Wrong results using initcap() with non normalized string
Hello,
I have come around a strange situation when using a unicode string
that has non normalized characters. The attached script 'initcap.sql'
can reproduce the problem.
The attached patch can fix the issue.
Regards,
Juan José Santamaría Flecha
=?UTF-8?Q?Juan_Jos=C3=A9_Santamar=C3=ADa_Flecha?= <juanjo.santamaria@gmail.com> writes:
I have come around a strange situation when using a unicode string
that has non normalized characters. The attached script 'initcap.sql'
can reproduce the problem.
The attached patch can fix the issue.
If we're going to start worrying about non-normalized characters,
I suspect there are far more places than this one that we'd have
to consider buggy :-(.
As for the details of the patch, it seems overly certain that
it's working with UTF8 data.
regards, tom lane
On 2019-Sep-20, Tom Lane wrote:
=?UTF-8?Q?Juan_Jos=C3=A9_Santamar=C3=ADa_Flecha?= <juanjo.santamaria@gmail.com> writes:
I have come around a strange situation when using a unicode string
that has non normalized characters.
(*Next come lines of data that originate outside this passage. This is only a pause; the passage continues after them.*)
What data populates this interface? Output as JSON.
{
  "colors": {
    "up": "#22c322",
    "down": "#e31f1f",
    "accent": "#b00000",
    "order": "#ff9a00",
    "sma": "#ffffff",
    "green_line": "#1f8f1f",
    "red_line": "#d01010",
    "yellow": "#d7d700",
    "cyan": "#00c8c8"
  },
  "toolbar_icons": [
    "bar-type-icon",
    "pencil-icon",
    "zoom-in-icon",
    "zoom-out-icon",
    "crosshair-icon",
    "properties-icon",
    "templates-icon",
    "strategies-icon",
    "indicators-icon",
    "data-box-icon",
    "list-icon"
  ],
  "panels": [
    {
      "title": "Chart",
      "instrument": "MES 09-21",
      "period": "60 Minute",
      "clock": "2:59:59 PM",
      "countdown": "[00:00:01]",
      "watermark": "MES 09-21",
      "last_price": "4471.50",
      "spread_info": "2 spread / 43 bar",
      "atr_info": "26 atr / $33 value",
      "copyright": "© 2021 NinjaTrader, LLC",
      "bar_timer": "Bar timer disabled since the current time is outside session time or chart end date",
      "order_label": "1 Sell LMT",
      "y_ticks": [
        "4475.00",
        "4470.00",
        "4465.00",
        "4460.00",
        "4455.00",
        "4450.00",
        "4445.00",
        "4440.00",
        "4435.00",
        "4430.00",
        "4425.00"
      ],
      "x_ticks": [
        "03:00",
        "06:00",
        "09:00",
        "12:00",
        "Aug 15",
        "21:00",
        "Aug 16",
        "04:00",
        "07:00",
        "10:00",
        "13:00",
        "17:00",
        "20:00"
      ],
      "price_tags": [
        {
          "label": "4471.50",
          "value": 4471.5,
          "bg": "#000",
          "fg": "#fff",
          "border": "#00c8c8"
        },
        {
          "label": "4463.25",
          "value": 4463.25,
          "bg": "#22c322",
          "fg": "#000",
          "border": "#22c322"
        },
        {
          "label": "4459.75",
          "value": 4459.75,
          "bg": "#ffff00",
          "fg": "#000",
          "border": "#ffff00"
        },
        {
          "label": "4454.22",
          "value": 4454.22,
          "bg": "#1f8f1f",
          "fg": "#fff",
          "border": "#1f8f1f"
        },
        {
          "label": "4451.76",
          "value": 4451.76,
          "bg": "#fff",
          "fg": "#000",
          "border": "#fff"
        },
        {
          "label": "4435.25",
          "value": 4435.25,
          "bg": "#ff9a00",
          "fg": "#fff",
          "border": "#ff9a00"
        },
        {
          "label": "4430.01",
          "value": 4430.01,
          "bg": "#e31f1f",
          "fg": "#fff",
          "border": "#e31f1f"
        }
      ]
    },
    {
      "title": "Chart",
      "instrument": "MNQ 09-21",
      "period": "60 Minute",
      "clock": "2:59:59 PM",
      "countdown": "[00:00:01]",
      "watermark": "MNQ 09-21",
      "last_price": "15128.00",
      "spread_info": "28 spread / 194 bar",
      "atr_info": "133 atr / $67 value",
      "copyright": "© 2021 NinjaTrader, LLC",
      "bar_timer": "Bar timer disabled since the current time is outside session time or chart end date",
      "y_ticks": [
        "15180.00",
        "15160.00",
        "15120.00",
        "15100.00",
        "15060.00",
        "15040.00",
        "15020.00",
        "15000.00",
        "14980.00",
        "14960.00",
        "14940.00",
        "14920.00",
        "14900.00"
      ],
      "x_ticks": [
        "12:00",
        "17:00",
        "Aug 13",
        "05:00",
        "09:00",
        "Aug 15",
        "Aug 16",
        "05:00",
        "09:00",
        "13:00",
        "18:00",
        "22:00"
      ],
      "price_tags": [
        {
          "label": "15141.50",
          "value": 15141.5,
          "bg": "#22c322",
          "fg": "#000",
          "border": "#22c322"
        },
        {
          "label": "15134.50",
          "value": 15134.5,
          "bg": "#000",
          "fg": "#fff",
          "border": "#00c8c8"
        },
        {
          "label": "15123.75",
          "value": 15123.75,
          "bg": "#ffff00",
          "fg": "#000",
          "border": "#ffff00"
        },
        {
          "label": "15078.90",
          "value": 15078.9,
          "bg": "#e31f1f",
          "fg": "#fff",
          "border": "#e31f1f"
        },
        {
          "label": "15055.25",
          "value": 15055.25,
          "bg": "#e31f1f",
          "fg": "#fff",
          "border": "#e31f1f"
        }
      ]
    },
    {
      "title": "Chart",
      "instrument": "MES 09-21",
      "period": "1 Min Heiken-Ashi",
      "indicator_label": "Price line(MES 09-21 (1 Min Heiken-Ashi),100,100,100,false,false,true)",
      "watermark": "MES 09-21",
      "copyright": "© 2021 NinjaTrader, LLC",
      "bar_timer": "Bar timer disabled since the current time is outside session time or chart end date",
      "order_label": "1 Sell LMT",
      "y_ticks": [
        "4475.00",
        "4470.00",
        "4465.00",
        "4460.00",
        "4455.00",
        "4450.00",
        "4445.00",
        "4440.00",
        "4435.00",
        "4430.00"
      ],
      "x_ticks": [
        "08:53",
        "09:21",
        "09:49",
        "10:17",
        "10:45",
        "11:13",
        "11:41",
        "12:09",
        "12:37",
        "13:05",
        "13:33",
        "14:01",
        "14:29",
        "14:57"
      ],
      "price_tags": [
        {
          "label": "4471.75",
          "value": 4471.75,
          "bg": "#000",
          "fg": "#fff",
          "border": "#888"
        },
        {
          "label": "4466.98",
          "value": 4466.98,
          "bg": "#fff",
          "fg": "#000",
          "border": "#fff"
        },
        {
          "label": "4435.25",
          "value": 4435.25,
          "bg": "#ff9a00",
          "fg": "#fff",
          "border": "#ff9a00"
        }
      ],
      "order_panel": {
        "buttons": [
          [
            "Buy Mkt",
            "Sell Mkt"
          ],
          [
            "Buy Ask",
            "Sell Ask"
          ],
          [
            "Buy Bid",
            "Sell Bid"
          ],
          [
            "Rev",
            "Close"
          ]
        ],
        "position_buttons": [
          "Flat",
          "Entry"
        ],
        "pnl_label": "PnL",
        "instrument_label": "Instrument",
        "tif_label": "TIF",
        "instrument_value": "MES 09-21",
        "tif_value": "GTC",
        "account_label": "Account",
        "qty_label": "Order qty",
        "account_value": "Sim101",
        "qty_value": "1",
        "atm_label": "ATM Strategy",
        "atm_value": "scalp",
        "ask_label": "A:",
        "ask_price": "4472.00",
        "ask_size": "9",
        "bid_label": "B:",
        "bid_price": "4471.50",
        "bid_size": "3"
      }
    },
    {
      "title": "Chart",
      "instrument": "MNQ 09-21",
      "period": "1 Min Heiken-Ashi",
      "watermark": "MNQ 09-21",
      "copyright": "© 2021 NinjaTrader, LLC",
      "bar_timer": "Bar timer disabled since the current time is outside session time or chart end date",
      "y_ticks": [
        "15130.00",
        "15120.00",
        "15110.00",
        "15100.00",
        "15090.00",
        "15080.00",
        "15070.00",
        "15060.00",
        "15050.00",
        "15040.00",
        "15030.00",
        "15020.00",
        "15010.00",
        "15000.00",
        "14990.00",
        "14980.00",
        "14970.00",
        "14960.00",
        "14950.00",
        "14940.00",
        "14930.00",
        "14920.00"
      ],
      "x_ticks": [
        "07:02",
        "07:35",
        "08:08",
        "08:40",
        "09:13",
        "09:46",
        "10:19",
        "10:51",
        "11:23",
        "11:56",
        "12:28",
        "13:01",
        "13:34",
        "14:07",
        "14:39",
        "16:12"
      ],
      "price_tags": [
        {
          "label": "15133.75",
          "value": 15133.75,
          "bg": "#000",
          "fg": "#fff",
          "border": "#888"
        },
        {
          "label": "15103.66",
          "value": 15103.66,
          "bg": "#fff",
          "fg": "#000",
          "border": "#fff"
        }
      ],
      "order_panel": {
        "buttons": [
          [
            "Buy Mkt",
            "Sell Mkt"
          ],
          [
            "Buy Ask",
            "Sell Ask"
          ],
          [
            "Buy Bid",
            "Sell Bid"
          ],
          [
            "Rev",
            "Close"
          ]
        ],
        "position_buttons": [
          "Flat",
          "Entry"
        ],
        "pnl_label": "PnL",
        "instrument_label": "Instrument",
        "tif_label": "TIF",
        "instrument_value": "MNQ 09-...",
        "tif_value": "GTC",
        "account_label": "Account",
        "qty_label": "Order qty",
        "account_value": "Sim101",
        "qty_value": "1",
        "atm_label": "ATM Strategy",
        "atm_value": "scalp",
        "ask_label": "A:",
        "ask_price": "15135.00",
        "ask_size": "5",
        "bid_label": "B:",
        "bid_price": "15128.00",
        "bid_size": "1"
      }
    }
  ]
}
The attached script 'initcap.sql'
can reproduce the problem.
For illustration purposes:
SELECT initcap('ŞUB');
initcap
─────────
Şub
(1 fila)
SELECT initcap('ŞUB');
initcap
─────────
ŞUb
(1 fila)
If we're going to start worrying about non-normalized characters,
I suspect there are far more places than this one that we'd have
to consider buggy :-(.
I would think that we have to start somewhere, rather than take the
position that we can never do anything about it.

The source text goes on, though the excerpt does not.